Called The Nest, it will run again at the end of this year, over six weeks, with an open invitation for artists in the Gulf to take part.
And in 2003 Sheikha Mai bint Mohammed Al Khalifa, Bahrain’s culture and information minister, announced a $100 million (Dh367m) package to restore the historic Muharraq neighbourhood, once the capital and epicentre of the pearling industry. Seventeen traditional old homes along a three-kilometre stretch were restored, including Bin Matar House, a 1905 family mansion converted into a museum and exhibition space. But it was left to private banks like Arcapita, which went bankrupt in 2012, to fund the project. Sheikha Mai, an author and historian, turned to government funding when the private sector was hit by the 2009 recession.

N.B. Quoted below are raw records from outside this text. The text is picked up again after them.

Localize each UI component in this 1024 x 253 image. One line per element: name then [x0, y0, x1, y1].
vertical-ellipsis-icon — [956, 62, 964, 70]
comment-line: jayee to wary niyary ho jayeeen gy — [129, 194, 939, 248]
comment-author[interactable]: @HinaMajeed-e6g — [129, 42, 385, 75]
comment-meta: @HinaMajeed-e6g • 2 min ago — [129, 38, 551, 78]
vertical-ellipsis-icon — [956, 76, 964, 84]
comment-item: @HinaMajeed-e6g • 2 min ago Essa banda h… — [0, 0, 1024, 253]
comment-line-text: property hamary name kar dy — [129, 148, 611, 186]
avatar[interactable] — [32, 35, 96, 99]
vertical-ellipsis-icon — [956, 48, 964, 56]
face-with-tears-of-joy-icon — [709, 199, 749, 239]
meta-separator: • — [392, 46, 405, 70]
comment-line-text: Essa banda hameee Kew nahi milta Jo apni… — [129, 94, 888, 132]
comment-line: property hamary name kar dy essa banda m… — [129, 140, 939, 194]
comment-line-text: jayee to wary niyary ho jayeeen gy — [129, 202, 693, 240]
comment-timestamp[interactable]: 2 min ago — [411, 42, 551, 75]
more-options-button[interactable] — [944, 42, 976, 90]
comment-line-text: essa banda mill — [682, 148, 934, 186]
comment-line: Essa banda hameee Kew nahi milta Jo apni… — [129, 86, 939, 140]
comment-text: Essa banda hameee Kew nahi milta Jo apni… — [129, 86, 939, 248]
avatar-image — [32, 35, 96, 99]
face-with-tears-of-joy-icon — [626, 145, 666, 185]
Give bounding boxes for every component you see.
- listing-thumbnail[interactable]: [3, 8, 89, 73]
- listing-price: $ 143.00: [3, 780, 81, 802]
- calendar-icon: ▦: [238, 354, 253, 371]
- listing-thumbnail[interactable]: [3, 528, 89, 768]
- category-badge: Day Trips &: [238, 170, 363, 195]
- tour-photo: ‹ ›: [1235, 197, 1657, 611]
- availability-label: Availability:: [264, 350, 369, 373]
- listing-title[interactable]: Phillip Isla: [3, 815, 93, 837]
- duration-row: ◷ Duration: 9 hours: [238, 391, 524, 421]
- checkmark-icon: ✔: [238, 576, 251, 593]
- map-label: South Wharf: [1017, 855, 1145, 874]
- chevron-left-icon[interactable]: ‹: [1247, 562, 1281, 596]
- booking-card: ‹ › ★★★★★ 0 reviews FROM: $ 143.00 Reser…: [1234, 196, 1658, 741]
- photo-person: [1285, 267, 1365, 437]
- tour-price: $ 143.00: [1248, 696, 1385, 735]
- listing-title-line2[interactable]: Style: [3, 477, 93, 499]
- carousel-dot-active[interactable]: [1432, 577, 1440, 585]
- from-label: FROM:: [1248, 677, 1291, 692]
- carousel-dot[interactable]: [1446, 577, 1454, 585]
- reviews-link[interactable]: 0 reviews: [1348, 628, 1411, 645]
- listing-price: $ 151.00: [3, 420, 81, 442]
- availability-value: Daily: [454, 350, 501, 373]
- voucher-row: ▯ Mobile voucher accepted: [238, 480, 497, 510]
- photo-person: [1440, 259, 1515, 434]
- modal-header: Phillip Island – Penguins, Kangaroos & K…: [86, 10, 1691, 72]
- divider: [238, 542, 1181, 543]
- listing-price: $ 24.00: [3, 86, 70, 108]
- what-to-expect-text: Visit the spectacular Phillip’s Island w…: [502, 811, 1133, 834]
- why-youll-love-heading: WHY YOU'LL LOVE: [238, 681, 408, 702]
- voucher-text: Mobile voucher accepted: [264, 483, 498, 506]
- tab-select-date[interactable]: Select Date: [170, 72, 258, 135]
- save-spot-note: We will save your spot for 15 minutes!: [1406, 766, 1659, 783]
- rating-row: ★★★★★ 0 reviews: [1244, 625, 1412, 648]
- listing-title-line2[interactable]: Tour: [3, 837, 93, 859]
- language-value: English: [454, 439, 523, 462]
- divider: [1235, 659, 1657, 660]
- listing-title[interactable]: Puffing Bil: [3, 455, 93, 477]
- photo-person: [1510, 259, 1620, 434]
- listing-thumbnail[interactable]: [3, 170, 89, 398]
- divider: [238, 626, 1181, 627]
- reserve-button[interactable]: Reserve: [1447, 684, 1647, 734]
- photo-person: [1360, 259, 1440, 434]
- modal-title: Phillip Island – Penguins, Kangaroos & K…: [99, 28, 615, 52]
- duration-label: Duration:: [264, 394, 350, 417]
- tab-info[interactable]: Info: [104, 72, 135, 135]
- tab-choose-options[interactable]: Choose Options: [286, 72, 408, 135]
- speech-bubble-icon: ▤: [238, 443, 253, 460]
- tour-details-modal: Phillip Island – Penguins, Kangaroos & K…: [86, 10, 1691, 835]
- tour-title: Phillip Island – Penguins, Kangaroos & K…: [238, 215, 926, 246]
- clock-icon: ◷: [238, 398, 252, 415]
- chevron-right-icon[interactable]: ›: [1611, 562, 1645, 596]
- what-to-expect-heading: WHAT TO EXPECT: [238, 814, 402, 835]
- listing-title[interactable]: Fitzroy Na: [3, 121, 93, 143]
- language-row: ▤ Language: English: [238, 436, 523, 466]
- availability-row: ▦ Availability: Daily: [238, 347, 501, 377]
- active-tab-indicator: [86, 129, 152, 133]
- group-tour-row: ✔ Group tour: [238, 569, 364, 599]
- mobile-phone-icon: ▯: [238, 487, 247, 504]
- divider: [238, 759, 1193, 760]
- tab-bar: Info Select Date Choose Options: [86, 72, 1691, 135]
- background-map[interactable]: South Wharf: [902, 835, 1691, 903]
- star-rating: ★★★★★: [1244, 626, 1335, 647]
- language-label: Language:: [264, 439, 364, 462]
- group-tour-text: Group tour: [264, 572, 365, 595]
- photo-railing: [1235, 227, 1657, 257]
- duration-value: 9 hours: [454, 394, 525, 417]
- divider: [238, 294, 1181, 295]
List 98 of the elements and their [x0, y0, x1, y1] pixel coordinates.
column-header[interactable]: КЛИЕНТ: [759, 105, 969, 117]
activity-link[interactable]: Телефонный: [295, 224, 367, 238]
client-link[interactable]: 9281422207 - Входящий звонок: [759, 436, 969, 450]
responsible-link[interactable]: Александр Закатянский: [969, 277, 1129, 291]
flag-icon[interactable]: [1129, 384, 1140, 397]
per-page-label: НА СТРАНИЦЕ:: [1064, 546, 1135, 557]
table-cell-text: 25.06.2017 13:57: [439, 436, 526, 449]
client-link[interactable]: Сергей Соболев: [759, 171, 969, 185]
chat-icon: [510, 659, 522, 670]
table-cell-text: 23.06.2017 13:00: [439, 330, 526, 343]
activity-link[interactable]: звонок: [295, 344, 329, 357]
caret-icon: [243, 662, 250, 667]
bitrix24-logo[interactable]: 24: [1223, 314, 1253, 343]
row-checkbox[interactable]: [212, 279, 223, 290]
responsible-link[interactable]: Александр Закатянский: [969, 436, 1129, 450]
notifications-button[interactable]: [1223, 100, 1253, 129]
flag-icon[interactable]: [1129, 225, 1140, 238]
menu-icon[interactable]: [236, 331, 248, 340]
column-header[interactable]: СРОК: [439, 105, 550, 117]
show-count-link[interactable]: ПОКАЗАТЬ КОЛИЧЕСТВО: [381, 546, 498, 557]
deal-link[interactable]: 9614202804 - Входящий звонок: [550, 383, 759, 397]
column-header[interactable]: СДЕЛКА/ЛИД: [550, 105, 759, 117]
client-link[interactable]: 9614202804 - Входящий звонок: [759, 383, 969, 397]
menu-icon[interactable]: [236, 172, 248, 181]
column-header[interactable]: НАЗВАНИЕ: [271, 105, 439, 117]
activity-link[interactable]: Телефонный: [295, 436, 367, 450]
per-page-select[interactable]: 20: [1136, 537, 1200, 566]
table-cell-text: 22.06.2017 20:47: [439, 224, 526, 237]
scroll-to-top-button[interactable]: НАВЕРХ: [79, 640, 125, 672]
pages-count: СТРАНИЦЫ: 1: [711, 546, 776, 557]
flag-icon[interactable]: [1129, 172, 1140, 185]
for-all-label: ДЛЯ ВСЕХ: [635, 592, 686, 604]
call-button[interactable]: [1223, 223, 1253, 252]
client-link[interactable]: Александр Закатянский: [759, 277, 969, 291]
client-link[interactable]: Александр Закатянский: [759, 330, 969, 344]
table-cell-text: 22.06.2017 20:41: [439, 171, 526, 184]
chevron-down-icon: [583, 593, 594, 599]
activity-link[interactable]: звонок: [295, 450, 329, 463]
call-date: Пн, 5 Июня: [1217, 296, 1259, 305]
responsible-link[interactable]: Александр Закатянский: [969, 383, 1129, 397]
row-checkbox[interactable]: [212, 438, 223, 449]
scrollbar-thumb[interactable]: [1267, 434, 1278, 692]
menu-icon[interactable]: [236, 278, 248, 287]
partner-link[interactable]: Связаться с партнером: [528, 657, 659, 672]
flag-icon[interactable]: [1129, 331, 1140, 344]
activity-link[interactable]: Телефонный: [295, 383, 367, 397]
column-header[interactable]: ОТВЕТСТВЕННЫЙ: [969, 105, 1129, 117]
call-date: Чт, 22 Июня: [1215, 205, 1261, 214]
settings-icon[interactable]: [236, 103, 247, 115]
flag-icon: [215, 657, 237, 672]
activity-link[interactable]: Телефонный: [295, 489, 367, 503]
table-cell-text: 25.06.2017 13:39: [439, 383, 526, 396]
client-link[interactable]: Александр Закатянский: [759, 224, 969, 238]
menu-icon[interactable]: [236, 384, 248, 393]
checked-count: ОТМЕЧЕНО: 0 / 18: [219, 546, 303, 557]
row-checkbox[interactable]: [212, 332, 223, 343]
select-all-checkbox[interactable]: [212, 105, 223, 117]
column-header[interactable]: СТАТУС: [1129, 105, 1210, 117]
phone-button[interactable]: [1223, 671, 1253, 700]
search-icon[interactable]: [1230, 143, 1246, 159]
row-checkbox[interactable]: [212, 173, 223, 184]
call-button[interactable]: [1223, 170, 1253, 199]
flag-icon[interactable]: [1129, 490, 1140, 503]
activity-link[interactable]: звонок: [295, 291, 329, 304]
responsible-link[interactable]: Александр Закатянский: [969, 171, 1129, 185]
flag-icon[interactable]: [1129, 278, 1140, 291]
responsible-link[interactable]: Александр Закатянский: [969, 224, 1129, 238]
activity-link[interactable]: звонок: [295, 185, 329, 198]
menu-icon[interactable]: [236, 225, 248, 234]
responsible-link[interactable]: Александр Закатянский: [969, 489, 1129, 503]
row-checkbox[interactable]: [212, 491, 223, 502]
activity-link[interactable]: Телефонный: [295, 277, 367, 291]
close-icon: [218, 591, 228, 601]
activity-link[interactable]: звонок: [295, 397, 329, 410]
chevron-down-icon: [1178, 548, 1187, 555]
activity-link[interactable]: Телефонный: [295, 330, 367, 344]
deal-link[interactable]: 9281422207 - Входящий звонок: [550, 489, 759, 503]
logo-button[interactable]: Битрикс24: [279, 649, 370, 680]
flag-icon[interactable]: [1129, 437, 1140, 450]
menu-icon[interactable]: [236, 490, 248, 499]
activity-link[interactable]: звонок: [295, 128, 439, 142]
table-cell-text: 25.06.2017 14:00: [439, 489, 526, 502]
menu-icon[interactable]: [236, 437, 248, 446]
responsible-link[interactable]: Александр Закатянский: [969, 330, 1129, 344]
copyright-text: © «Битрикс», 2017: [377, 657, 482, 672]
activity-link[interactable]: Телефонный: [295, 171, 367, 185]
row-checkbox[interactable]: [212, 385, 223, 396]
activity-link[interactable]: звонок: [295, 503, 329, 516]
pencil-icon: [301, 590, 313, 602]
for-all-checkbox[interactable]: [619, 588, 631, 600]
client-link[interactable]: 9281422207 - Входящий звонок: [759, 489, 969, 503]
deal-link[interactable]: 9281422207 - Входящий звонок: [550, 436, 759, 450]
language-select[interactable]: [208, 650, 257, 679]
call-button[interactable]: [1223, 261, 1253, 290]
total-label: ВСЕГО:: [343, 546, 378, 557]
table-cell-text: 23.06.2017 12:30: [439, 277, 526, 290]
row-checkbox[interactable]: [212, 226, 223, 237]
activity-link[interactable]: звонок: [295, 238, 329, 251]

Similarly, La Fontaine Centre of Contemporary Art was born as a private venture. Fatima Alireza decided to rescue her pearl merchant father's dilapidated family home 11 years ago. Its elegant arches and cloisters are now reminiscent of a contemporary French château and the venue is often host to film nights and exhibitions, like the current Encounters show, a series of portraits of Arab artists by Dubai-based photographer Sueraya Shaheen.
The lack of a cohesive policy can hinder artists’ development, says Kanoo.
“Our asset in Bahrain is not the money, it is the people. In places like Saudi and Qatar, everything is moved by decision. Here it is decided by the people. There is no investment in people but they are largely investing in themselves.”
Outside Al Riwaq, more than half the plants in the washbasins, part of the previous year’s art festival at the gallery, have died. A few are limping on, straggly green shoots poking through dried soil. It seems an apt metaphor for the struggles of Bahraini artists.
Tahira Yaqoob is a regular contributor to The National.